One of the longest tenure items on my “To-Do” exploration is to get the hang of the Google Earth API and learn how to create a web app around it. This was very exciting web technology when Google seemed to be moving Google Earth from a standalone application to a web-based solution. Unfortunately its web architecture was based around browser plug-ins which eventually lead to its death.
It made sense for Google Earth functionality to be folded into Google Maps, but that seemed to be a slow process of assimilation. It never occurred to me that there are other alternatives out there until I stumbled across a talk about NASA’s World Wind project. (A hands-on activity, too, with a sample project to play with.) The “Web World Wind” component of the project is a WebGL library for geo-spatial applications, which makes me excited about its potential for fun projects.

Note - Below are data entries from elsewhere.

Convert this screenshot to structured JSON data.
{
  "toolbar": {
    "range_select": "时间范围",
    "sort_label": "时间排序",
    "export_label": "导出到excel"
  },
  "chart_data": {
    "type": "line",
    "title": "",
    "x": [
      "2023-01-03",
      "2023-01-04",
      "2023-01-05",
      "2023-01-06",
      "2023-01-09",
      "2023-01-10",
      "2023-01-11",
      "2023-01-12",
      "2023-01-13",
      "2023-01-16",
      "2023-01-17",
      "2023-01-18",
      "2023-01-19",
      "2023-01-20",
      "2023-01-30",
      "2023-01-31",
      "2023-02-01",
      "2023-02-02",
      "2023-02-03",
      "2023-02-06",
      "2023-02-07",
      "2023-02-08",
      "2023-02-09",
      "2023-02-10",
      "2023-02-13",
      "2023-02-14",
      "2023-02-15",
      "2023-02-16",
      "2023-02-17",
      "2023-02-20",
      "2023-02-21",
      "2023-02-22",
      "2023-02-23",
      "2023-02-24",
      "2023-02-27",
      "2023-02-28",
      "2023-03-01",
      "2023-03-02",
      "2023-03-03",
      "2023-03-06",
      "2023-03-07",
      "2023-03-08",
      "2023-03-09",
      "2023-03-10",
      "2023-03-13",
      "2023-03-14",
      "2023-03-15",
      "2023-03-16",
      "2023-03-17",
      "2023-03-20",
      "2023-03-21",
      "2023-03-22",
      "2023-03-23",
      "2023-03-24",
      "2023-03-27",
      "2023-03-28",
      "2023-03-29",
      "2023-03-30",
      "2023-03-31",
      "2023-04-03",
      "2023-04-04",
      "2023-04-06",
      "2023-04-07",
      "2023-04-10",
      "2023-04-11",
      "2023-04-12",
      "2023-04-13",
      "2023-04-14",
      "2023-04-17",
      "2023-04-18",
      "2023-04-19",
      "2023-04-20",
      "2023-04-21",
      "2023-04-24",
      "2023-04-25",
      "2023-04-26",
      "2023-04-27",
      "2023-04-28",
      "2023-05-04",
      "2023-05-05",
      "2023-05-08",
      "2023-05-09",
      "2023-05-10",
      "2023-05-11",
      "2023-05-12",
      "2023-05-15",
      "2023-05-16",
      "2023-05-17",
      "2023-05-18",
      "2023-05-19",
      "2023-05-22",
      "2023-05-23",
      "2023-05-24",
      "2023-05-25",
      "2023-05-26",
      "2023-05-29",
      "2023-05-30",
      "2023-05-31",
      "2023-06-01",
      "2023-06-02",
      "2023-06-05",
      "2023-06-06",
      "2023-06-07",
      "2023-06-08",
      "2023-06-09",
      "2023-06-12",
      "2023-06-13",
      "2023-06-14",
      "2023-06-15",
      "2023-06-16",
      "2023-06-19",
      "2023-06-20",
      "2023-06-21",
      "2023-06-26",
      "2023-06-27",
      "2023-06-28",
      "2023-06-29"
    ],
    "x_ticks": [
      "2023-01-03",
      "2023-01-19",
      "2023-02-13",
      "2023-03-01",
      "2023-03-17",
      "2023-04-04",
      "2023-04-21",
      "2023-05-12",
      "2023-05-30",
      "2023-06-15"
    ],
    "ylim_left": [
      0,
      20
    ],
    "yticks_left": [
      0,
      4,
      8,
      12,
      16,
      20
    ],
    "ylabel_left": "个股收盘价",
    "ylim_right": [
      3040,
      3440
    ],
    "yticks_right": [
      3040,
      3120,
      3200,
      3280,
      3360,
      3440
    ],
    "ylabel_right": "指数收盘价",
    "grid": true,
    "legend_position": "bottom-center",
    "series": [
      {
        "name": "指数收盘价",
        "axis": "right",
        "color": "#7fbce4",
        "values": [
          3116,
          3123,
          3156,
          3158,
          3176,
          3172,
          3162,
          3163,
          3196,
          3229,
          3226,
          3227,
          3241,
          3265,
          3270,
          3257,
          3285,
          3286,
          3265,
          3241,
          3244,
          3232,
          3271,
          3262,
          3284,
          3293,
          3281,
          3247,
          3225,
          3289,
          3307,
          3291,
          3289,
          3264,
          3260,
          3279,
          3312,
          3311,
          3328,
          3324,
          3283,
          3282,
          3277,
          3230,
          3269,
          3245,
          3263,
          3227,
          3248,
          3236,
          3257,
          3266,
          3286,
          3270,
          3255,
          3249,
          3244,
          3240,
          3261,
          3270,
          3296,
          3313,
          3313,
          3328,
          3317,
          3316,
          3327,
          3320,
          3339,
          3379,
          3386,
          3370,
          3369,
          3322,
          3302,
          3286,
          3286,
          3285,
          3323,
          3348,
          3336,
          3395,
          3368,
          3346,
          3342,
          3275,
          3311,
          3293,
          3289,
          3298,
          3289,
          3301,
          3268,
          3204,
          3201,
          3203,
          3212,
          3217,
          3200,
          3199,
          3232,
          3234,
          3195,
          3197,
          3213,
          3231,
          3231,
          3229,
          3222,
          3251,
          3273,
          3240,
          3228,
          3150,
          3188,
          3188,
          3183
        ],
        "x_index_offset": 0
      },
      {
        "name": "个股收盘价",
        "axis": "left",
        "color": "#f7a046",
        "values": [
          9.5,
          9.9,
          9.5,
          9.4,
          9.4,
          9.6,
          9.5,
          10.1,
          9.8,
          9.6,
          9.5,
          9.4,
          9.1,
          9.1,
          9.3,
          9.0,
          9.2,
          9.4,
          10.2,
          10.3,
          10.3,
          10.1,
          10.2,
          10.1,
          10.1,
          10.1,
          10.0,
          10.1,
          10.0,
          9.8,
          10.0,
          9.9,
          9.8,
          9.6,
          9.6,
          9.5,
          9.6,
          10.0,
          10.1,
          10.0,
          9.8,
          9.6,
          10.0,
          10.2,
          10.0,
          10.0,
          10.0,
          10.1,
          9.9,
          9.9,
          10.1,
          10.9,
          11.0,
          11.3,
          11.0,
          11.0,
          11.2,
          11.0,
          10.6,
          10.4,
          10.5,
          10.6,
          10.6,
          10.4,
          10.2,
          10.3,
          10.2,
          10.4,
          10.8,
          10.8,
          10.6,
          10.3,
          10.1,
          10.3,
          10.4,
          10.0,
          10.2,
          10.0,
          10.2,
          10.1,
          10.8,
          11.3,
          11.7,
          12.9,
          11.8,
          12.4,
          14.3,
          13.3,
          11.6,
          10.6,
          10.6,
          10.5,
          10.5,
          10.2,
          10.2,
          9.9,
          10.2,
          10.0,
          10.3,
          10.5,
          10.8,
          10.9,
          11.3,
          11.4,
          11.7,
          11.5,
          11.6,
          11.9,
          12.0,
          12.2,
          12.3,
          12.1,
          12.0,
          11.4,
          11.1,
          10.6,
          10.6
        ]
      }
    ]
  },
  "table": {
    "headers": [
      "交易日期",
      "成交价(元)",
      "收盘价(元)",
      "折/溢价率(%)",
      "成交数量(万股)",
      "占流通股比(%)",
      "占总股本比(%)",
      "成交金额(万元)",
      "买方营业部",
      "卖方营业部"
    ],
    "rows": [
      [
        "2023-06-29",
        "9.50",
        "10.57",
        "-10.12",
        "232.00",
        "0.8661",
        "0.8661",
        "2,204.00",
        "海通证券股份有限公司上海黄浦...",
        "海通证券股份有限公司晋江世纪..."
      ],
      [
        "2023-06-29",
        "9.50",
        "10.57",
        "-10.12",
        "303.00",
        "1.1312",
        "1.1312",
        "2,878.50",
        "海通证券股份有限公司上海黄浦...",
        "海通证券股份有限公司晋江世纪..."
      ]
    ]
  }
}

The Java edition of World Wind has (or at least used to) have functionality beyond our planet Earth. There were ways to have it display data sets from our moon or from Mars. Sadly the web edition has yet to pick up that functionality.
JPL does currently expose a lot of Mars information in a web-browser accessible form on the Mars Trek site. According to the speaker of my talk, it was not built on World Wind. He believes it was built on Cesium, another WebGL library for global data visualization.
I thought there was only Google Earth, and now I know there are at least two other alternatives. Happiness.
The speaker of the talk is currently working in the JPL Ops Lab on the OnSight project, helping planetary scientists collaborate on Mars research using Microsoft’s Hololens for virtual presence on Mars. That sounds like an awesome job.